If it's too late for you to adjust, that's also fine. According to the math (try it yourself if you don't believe it), a mirror flip in one dimension does not affect the clustering results.
Mindset questions are often made up of two contradicted statements. Your questions will end up be like:
Please score 1-5 according to your heart, 1 is more A, 5 is more B. There is no correct answer.
Conservative vs Progressive:
Which statement do you agree with more?
A. Even after living in a new place for a long time, I still don't feel at home.
B. I adapt quickly to new places and immediately feel at home.
Which statement do you agree with more?
A. I prefer a stable life.
B. I prefer adventure and trying different ways of living.
Which statement do you agree with more?
A. All situations in life exist for a reason, I should view them with equanimity.
B. When encountering unreasonable situations, I should strive for the rights I deserve.
Individualistic vs Communal:
Which statement do you agree with more?
A. Life feels quite lonely, I'm just by myself.
B. My friends make me feel warm and happy.
Which statement do you agree with more?
A. I prefer to solve problems on my own, I don't like seeking help.
B. When I encounter problems, I seek help from friends and colleagues.
Which statement do you agree with more?
A. I focus more on current problems.
B. I prefer planning and preparing for long-term goals.
Which statement do you agree with more?
A. I feel lost in life, without goals.
B. My life has hope, and I'm moving toward my goals day by day.
And get a series of vectors like (3,4,5,1,2,3,4).
4. Weighted KMeans.
The distribution of age, gender, etc. in the survey will not be exactly the same with national census data. That’s why we need to do weighted KMeans in order to better reflect the actual demographic distribution.
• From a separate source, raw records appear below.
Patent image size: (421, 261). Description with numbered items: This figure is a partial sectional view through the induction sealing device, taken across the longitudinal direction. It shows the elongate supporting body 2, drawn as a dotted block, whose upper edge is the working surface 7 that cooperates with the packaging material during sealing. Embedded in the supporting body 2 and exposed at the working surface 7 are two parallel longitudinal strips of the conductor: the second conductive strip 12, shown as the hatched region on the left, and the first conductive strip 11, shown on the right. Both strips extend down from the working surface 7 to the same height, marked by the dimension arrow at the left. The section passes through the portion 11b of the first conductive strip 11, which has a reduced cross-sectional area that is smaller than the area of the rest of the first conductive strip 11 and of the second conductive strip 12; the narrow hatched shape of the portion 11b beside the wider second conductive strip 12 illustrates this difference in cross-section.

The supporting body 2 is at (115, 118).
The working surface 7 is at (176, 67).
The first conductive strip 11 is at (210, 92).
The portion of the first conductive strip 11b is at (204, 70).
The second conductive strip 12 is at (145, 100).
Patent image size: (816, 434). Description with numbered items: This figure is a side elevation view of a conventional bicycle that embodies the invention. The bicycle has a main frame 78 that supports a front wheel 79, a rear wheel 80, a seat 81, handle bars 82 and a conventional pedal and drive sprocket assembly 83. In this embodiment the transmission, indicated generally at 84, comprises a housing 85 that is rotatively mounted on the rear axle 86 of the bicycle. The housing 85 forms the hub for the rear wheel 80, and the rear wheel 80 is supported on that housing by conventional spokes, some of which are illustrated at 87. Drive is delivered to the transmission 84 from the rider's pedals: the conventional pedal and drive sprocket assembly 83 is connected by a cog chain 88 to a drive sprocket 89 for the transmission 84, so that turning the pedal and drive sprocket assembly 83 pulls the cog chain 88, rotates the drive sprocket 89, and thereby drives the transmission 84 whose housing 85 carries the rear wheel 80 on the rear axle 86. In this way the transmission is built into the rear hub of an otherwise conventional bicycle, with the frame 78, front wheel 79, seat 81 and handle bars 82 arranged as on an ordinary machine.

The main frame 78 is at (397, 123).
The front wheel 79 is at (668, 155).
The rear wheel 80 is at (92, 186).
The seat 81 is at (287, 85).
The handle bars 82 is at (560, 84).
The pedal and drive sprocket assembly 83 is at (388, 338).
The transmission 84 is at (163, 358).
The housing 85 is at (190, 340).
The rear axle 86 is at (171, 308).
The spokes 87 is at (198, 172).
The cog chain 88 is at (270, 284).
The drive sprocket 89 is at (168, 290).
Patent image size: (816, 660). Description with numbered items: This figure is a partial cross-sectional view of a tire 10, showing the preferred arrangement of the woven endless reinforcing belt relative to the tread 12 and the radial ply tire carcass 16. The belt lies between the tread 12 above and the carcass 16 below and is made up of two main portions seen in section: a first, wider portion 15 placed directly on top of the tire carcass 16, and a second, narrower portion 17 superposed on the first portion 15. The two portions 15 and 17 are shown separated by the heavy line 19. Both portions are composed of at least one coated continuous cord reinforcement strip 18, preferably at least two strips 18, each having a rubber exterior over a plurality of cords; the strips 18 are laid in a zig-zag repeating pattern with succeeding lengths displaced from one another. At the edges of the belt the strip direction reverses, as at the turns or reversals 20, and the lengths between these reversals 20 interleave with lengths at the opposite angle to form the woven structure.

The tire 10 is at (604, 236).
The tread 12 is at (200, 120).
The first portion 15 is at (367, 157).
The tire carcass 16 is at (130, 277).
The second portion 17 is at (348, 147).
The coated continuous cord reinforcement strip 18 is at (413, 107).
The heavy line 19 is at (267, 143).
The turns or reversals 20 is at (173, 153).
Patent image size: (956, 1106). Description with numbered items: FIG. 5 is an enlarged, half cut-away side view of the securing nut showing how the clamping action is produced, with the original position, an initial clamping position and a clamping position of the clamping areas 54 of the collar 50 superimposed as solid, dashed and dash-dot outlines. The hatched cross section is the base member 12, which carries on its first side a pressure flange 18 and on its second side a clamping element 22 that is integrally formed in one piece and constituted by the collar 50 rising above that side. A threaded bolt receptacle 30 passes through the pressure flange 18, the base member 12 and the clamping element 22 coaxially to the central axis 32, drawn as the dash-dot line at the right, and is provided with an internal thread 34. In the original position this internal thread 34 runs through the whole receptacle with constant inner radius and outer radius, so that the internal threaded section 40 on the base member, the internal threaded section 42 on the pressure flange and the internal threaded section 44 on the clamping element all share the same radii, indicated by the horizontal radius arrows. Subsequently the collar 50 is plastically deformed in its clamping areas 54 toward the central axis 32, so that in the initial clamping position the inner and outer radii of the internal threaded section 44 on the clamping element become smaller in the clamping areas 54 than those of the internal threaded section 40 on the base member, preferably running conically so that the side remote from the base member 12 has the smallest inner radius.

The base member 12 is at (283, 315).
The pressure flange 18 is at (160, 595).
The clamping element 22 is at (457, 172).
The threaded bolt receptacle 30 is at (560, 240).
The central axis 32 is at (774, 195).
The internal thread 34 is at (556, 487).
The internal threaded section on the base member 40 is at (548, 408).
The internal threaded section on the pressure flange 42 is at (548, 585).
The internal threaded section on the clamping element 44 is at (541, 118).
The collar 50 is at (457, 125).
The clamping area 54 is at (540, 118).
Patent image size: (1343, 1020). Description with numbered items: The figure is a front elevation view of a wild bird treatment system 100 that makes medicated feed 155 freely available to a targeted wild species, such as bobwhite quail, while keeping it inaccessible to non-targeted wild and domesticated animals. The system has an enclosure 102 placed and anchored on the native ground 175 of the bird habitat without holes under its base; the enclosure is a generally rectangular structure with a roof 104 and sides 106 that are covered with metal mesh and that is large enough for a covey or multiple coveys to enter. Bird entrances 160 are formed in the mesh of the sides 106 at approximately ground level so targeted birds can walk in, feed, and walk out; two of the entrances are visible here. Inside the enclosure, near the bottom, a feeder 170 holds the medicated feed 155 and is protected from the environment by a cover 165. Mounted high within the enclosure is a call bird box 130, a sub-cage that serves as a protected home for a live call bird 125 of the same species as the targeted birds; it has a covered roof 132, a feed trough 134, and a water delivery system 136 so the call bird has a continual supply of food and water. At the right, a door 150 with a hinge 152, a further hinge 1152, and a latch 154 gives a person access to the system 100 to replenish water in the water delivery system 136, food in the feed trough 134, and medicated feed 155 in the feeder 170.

However, I can’t find an existing python library for Weighted KMeans. But GPT can write the code for you. Make sure you understand every line before using it.
We do the weighting on age and gender.
The weight coefficient = National Census Data (2022) / Sample Distribution.
5. Do the clustering and find the best axis.
There are different ways to reduce dimensions and visualize high dimensional data.
We used PCA at first.
However, in order to explain the actual meaning of the two principal components, maybe simple projection would be better at it.
According to your hypothesis, your projection vector will look like:
X axis: (1,0,0,1,0,1,1)
Y axis: (0,1,1,0,1,0,0)
They need to be orthogonal (no two 1 at the same position). If two 0 appears at the same position, it means you decide to discard that question. Play around with the combinations if you will. For example, the left chart discarded 2 questions out of 7 (compare the projection vector of the y axis), thus less information can be shown.
For the scatter plot below, I group by each coordinate (x,y) on the plot, sum the weight of each dot for each cluster label, and show the color of the cluster that has the max sum at this coordinate. The size of the circle is also determined by the max sum.
Do we all agree that the right one is slightly better, because the clusters are more separated from each other, and it’s easier to draw (at least y) axis?
6. Abstract out your findings
Give each group a cute name, like The Conservative Homebody, The Risk-Taking Modernizer, The Cautious Networker, The Pragmatic Adapter… Like you are designing an MBTI test.
The percentage of each group gives important information. You don't want a group to be so large that clustering becomes meaningless.
And solid rectangles look firmer, don't they?
7. Understand the mindset clustering
Prepare an infinite amount of time to try to interpret the results using other survey questions...
*Hukou(户口) in Chinese means household registration.
“打工人” means “Worker”; “农民工“ is more like “Rural migrant worker”.